Facial Views, CT & MRI Flashcards
Why is it difficult to determine whether facial fractures are present?
- there is often much bruising and swelling of the face
- this can make it difficult to determine whether fractures are present
What are the 5 specific external signs that indicate facial fractures?
- facial asymmetry
- flattened cheek
- “dish face”
- deviation of the nose / flattened nasal bridge
- pupils not level
What is “dish-face”?
- occurs when the midface appears “dished-in”
- this represents posterior and inferior displacement of the maxilla
- the face can appear elongated as a result
Why are X-rays not often performed even though fractures of the nose are common?
- X-rays are only indicated when there is an obvious deformity, such as deviation
- if there is swelling, but no obvious deformity then the patient is advised to wait until the swelling subsides
- if there is a deformity following disappearance of the swelling then imaging is performed
What does the pupils not being equal suggest?

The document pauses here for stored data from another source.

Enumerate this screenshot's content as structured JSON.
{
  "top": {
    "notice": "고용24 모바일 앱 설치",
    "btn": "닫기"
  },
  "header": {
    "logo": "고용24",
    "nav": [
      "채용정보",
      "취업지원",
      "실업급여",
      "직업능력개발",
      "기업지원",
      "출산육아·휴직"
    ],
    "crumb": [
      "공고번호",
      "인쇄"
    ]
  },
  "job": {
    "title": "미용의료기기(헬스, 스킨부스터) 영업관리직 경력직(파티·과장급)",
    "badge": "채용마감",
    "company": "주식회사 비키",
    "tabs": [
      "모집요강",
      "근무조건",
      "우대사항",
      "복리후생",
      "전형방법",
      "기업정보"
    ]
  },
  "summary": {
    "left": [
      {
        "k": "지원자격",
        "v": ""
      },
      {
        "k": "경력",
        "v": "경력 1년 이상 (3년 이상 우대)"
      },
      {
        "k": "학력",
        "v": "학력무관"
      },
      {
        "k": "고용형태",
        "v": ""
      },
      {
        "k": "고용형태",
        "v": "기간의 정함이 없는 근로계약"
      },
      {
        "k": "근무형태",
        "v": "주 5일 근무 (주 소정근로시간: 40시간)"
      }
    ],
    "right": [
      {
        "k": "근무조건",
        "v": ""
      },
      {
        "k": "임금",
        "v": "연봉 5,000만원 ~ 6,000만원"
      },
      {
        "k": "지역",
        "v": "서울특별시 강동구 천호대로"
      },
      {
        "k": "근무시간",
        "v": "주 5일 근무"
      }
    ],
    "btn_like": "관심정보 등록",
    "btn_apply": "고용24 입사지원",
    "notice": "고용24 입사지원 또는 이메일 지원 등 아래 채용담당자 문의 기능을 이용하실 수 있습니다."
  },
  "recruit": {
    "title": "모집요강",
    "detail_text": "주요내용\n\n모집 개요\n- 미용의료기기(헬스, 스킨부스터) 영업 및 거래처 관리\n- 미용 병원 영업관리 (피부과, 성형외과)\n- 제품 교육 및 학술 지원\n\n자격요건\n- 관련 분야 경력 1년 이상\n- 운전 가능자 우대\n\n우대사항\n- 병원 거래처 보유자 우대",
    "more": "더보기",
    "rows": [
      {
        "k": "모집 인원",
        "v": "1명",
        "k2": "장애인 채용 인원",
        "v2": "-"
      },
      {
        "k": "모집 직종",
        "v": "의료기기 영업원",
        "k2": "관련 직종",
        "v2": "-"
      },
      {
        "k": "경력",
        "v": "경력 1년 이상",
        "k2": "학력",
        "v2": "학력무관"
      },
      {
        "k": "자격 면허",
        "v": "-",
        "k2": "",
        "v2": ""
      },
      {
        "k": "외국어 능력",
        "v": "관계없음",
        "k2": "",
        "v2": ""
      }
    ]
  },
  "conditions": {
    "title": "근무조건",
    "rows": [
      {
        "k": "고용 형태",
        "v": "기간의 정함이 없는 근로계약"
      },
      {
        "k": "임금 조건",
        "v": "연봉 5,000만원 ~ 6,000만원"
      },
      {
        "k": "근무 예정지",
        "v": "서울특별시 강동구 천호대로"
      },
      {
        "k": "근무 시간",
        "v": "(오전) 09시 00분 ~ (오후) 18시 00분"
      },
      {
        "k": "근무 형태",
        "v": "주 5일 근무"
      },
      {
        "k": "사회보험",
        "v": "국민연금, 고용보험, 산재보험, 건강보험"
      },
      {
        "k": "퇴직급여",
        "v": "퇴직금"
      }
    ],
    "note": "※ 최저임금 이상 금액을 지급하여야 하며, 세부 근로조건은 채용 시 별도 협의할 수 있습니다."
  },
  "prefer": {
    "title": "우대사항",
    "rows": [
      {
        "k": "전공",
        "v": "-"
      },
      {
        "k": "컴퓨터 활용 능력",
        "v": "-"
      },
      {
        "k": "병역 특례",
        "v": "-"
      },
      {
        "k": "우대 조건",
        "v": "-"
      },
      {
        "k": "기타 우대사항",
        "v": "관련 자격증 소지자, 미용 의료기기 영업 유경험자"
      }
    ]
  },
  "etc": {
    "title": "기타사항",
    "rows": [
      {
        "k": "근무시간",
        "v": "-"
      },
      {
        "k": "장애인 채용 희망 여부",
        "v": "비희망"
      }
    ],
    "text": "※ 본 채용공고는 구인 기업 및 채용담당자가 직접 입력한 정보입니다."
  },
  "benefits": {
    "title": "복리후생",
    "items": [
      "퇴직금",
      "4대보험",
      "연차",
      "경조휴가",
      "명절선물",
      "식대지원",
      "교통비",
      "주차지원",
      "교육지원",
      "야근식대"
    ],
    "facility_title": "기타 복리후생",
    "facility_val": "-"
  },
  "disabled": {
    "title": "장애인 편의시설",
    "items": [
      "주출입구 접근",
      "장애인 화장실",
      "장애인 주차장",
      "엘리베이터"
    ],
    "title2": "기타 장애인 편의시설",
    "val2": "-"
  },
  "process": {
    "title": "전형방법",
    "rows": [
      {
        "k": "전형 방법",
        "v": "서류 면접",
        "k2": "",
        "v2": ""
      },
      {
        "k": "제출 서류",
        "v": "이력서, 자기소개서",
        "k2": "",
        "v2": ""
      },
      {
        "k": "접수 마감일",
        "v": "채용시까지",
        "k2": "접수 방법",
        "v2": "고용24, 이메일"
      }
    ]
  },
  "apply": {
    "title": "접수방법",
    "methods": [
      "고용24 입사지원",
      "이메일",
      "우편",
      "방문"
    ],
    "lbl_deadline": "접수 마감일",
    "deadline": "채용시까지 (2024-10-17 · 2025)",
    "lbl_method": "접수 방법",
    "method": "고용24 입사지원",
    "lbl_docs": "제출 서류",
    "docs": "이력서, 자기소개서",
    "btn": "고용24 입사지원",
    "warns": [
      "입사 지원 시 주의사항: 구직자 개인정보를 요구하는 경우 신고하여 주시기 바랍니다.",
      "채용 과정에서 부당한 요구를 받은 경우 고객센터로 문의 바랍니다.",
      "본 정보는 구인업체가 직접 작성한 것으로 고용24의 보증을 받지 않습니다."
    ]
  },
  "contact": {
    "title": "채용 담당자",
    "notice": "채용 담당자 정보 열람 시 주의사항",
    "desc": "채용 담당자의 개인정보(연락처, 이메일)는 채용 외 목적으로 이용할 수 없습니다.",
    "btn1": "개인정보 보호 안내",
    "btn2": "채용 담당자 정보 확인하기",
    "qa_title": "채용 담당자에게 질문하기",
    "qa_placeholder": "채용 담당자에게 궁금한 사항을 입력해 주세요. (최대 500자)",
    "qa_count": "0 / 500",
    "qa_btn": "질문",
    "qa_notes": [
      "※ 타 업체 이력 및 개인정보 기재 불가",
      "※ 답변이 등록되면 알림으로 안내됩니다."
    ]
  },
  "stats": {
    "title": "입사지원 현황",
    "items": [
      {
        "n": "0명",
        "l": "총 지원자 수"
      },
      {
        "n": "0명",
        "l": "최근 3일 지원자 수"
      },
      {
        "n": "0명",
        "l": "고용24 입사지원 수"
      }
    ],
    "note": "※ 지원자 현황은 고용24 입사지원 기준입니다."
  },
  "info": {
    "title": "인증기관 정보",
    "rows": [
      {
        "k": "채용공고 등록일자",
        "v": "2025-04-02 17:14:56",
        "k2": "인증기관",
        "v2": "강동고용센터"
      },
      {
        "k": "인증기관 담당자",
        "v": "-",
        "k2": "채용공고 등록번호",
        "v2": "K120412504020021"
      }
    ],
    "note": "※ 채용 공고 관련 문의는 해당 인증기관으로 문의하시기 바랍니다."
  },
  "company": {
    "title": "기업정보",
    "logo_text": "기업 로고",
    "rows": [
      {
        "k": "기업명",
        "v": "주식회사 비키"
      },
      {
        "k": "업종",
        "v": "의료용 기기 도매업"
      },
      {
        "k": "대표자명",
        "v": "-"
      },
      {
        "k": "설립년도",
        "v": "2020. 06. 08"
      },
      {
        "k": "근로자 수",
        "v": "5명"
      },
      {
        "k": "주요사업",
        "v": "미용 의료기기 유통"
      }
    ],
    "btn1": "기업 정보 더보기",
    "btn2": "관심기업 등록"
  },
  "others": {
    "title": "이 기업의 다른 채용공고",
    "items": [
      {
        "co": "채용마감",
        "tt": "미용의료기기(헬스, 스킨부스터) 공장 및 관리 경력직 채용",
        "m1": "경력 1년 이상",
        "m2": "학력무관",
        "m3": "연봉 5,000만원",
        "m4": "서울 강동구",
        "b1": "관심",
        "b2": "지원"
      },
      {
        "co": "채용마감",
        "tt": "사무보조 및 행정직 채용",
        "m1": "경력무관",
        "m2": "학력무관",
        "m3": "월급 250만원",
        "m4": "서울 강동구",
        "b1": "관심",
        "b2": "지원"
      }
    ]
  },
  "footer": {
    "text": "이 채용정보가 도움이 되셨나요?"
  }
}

- this indicates fracture of the orbital floor and prolapse of orbital contents (such as inferior rectus)
- the patient may have diplopia and impaired movements of the eye
When does a patient with facial injuries need a CT head or CT C-spine?
- in severe blows to the face, the skull, brain and C-spine may have also sustained injury and a CT should be performed
- an injury to the face is an injury to the head, so if any of the NICE criteria for CT scanning after head injury is met, it should be performed
- bones of the face are sturdy (especially strong bones, such as the frontal bone), so fracture to these requires high force
in these situations, there is a high chance of a corresponding intracranial complication
Why can it be difficult to examine the eye and vision after facial injuries involving the orbit?
- severe swelling and pain can make this examination impossible
- eyelids and soft tissues can be so swollen that the patient cannot open the lids or withstand a gentle attempt to force them open
- the eyes and the vision cannot be examined
- a CT orbit can be performed in this situation
When are facial X-rays requested?
Why can they be difficult to interpret?
- they are requested when the patient does not require a CT-head, but there is clinical suspicion of facial fractures
- they are difficult to interpret as the anatomy of the facial skeleton is complex and there is superimposition of the bones of the face and skull upon each other
What are the 6 different types of facial fractures that can occur?
- simple nasal fractures
- LeFort fractures (“middle-third” fractures)
- zygomatic fractures
- orbital fractures
- frontal sinus fracture
- mandibular fractures + TMJ dislocation
- in the case of mandibular fractures, there is likely to be more than one as the mandible is essentially a “ring structure”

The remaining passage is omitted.